Aujourd'hui, elle quittait pour de bon le continent Mahr.
Elle ne reviendrait pas. Du moins, pas avant un moment.
De longues années s'étaient écoulées depuis son enrôlement dans l'armée. De longues années passées à attendre et à se battre dans l'ombre pour atteindre son objectif.
Le jour était venu.
— Lia.
L'adolescente s'arrêta au milieu du corridor, peu surprise d'entendre des pas approcher derrière elle. Malgré elle, un mince sourire prit place sur son visage lorsqu'elle se retourna pour faire face à son interlocuteur.
— Pock, ironisa-t-elle.
Porco leva les yeux au ciel à ce surnom ridicule. Hésitant, il sortit ses mains des poches de sa veste une fois au niveau d'Ophelia et ne put retenir un soupir de frustration lorsque leurs regards se trouvèrent.
C'était définitif, il haïssait les aurevoirs.
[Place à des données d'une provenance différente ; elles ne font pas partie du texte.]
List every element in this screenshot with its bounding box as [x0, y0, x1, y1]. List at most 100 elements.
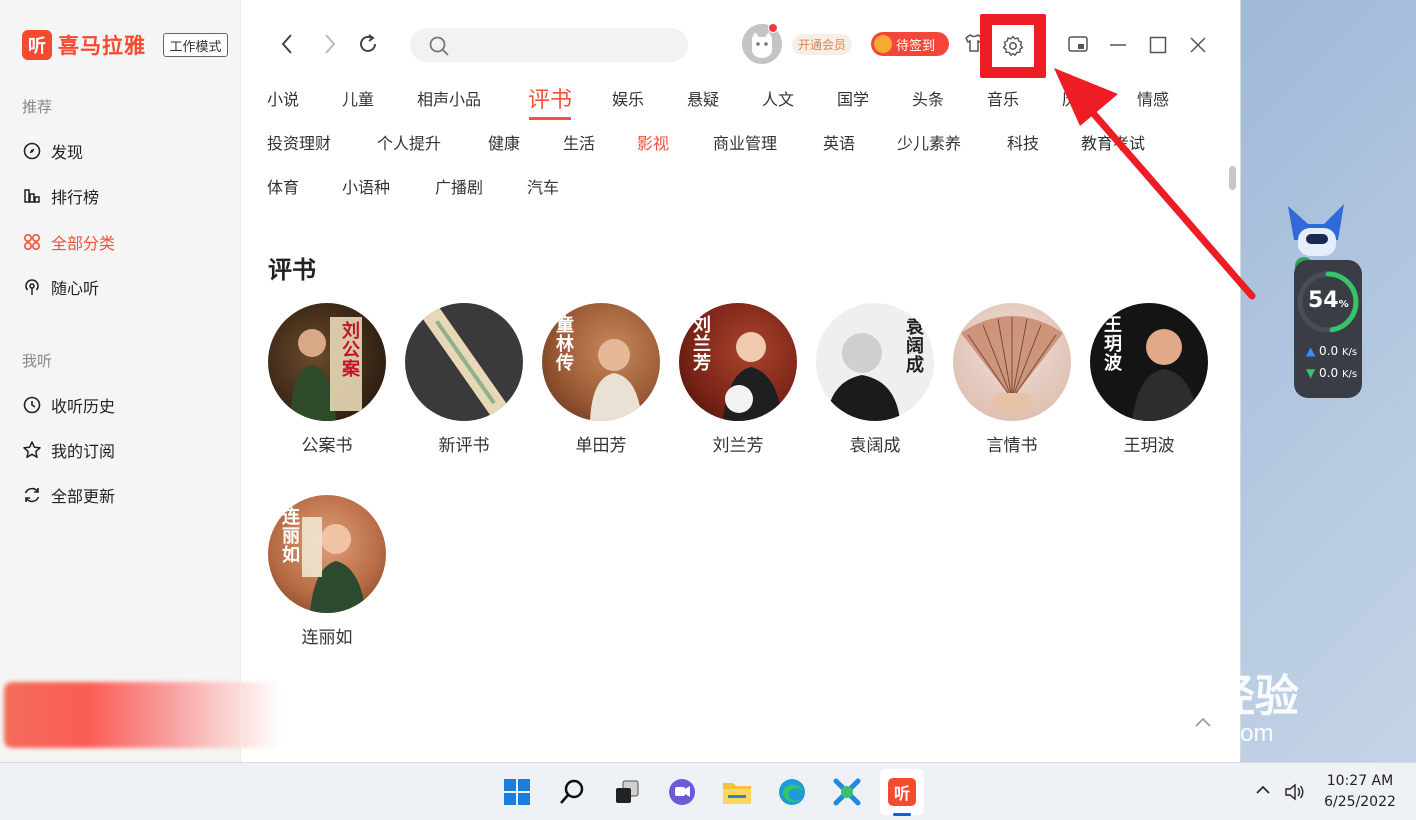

Longtemps, il n'y eut que le silence. Ils se dévisagèrent sans essayer de prendre la parole. C'était inutile. Porco n'était pas aussi aveugle qu'elle le croyait, il pouvait sentir qu'elle était différente, que la mission pour laquelle on l'envoyait loin du continent n'avait rien à avoir avec ses véritables intentions. Elle était comme ça. Et il avait beau rester loyal à Mahr pour sa famille, il ne comptait pas risquer de lui attirer des ennuis en formulant à voix haute les doutes qu'il avait toujours eus.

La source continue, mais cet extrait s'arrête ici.